Dengan lidahnya, dia berkata: “Ya Allah, bimbinglah aku agar bisa memuji-Mu, sehingga aku bisa mensyukuri segala nikmat yang telah Engkau berikan kepadaku. Sungguh, Engkau telah melebihkan aku di atas kebanyakan makhluk-Mu yang lain.”
Mendengar semua itu, Abdullah berkata dalam hatinya, “Demi Allah, aku akan mendatangi pria itu. Aku akan bertanya, mengapa dia mengatakan semua itu. Apakah dia memahami yang diucapkannya? Ataukah, itu sebentuk ilham yang diturunkan dari langit kepadanya?”
Abdullah bertanya, “Wahai saudaraku, nikmat mana yang telah Allah berikan, sehingga kamu merasa perlu memanjatkan puji kepada-Nya? Kelebihan apa yang telah Allah berikan kepadamu, sehingga kamu merasa perlu memanjatkan syukur kepada-Nya?”
Pria tersebut menjawab, “Tidakkah engkau lihat yang telah Rabbku lakukan terhadapku? Demi Allah, seandainya Dia memerintahkan petir untuk menghajar tubuhku sehingga terbakar atau memerintahkan gunung-gunung untuk menindih tubuhku sehingga remuk atau memerintahkan laut untuk menyeretku sehingga tubuhku tenggelam atau memerintahkan bumi untuk menelanku sehingga tubuhku terbenam, niscaya hal itu akan membuatku lebih bersyukur lagi kepada-Nya. Lantaran, Dia telah memberikan kenikmatan luar biasa kepadaku berupa lidahku ini.”

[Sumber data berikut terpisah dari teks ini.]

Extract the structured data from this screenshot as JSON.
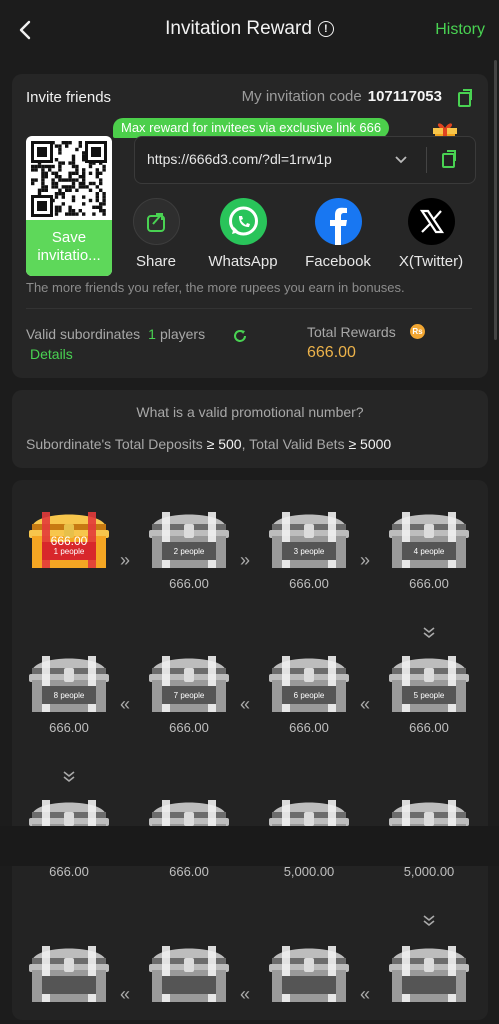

Kemudian, pria itu meminta bantuan kepada Abdullah. “Engkau telah melihat keadaanku, bukan? Aku sungguh tidak bisa menolong diriku sendiri dalam kondisi seperti ini. Aku tidak bisa berbuat apa-apa lagi,” katanya.
Menurut pria itu, dia memiliki seorang anak yang selalu melayaninya. Saat waktu shalat tiba, anak itulah yang membantunya bewudhu. Saat lapar, dialah yang menyuapiku. Saat haus, dialah yang memberi minum. Tapi, sudah tiga hari ini anak itu tidak menemuinya.
Ia memohon agar Abdullah bersedia mencari kabar tentang anaknya. Abdullah segera berlalu untuk mencari keberadaan anak (laki-laki) tersebut. Konon, tidak terlalu jauh dari kemah pria tersebut Abdullah melihat gundukan pasir.
Ternyata, di bawah gundukan pasir itulah terkubur sesosok mayat. Anak yang baik hati itu rupanya telah tewas diterkam binatang buas. Abdullah berpikir keras bagaimana menyampaikan berita duka itu agar pria tersebut tidak larut dalam nestapa.
Di tengah perjalanan menuju kemah, dalam pikiran Abdullah terlintas kisah Nabi Ayyub. Sesampainya di kemah, Abdullah mengucapkan salam. Pria itu pun menjawab salamnya.
Lalu, pria itu bertanya: “Bukankah engkau adalah pria yang tadi menemuiku? Bagaimana dengan permintaanku?” Abdullah menceritakan kabar buruk yang telah menimpa anaknya dengan menggambarkan kesabaran dan kesyukuran Nabi Ayyub.
Tujuannya, agar pria tersebut tetap bersabar dan bersyukur dengan segala peristiwa yang telah menimpa dirinya. Ternyata, pria tersebut sungguh luar biasa. Dengan tenang, dia menyambut berita duka dengan mengucapkan inna lillahi wa inna ilaihi raji’un.
Setelah itu, dia tampak menarik napas panjang, kemudian meninggal dunia. Abdullah tersentak menyaksikan peristiwa menyedihkan itu. Dia segera menutupi wajahnya dengan kain.
Belakangan, Abdullah diberi tahu kalau pria tersebut adalah Abu Qibalah. Pria yang pandai bersabar dan bersyukur kepada Allah yang patut diteladani. Nama lengkapnya Abdullah bin Zaid al-Jarmi. Dia berasal dari Bashrah.
Dia dikenal sebagai salah seorang ahli ibadah dan ahli zuhud. Dia wafat di Syam pada 104 Hijriyah. Yakni, pada masa pemerintahan Yazid bin Abdul Malik.